As you may have seen, last Friday LinkedIn added a new feature to its site. There are now profiles on the businesses that LinkedIn users work for, aggregated by all of the users who have identified themselves as employees of those companies.
Ben Worthen of the Wall Street Journal highlighted this new feature in a recent blog post. Ben briefly discusses the fact that some of the data that is shared may not be comfortable for the companies because they don't have any control over the information. Data such as recent promotions and new hires as well as already public information like revenue and location are featured on each company's profile page.

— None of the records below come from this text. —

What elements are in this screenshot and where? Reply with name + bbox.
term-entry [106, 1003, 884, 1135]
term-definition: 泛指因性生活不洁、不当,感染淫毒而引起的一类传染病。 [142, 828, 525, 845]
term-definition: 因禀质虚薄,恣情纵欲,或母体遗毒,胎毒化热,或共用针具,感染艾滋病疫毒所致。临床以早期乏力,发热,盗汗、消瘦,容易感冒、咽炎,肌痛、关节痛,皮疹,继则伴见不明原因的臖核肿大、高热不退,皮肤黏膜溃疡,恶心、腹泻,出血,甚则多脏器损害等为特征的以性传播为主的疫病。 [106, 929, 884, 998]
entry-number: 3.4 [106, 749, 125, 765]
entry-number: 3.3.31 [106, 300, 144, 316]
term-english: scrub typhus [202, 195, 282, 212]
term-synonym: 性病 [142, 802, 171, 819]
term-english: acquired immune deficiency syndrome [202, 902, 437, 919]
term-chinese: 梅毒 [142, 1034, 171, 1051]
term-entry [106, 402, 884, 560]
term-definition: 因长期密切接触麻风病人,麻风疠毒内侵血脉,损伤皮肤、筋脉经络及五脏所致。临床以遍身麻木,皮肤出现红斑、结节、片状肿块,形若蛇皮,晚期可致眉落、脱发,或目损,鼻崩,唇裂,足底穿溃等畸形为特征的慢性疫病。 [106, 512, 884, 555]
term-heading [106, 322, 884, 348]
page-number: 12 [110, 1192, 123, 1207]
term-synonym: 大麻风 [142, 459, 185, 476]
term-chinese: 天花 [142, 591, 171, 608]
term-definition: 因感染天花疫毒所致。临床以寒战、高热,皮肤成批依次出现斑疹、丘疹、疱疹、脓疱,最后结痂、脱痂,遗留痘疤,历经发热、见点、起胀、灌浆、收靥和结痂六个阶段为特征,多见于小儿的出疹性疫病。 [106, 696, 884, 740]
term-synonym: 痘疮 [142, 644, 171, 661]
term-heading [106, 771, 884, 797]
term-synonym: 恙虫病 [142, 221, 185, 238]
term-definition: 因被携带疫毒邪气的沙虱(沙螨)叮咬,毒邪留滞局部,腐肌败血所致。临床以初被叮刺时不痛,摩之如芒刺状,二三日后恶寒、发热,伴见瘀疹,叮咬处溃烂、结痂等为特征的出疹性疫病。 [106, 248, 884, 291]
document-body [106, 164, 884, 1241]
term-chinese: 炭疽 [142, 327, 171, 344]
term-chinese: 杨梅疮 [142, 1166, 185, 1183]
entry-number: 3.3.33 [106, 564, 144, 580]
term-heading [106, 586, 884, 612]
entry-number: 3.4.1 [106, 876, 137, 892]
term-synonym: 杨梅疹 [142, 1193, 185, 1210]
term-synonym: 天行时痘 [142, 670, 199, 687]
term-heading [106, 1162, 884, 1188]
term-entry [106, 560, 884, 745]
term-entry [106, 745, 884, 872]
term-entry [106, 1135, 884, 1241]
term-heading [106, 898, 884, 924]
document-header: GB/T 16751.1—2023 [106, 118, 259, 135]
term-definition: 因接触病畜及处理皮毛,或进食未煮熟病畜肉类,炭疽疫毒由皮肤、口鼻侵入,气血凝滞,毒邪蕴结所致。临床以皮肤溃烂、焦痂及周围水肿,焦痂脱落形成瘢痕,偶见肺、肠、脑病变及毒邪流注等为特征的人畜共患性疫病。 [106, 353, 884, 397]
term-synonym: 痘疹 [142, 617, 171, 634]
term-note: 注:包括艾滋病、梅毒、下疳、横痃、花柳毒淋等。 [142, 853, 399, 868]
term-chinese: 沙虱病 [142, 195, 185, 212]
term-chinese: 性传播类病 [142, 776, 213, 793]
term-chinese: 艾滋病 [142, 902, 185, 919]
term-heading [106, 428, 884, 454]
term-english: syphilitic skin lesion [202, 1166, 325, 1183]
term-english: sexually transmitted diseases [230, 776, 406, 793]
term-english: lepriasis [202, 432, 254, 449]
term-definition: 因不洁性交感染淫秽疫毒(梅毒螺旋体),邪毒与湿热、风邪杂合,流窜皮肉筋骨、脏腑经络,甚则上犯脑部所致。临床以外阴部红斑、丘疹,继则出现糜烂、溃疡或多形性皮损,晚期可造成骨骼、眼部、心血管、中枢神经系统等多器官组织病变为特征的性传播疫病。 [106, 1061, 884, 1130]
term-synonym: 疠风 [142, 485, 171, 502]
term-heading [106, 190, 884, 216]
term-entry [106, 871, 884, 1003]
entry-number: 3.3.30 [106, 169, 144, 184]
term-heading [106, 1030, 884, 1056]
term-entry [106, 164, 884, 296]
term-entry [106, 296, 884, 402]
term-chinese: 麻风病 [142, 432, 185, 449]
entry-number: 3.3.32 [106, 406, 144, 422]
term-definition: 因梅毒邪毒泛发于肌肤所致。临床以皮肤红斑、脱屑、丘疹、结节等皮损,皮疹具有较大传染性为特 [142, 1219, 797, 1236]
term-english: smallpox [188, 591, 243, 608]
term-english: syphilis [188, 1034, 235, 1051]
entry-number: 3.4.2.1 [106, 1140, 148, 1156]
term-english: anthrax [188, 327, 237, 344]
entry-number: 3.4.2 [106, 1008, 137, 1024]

As an HR person who loves to use LinkedIn to find people as well as to stay connected with people I already know, I find myself both loving this new information as well as understanding the discomfort it creates. I quickly realized that there are several people who still have the company I work for listed as their current employer, although they have been gone for several years. This disrupts not only the accuracy of who is linked to the organization, but also skews the data on demographics. In the end, is that a big deal? Maybe not. It creates and interesting situation, however. Do you contact those folks and ask them to update their profiles? Is it worth the time and hassle?
In the end, I love disruptive technologies and think that the challenges they offer us make us better. I'm curious, though, how other companies are seeing this. What other challenges might this and other changes like it present and how do we work WITH the disruptions instead of fight AGAINST them?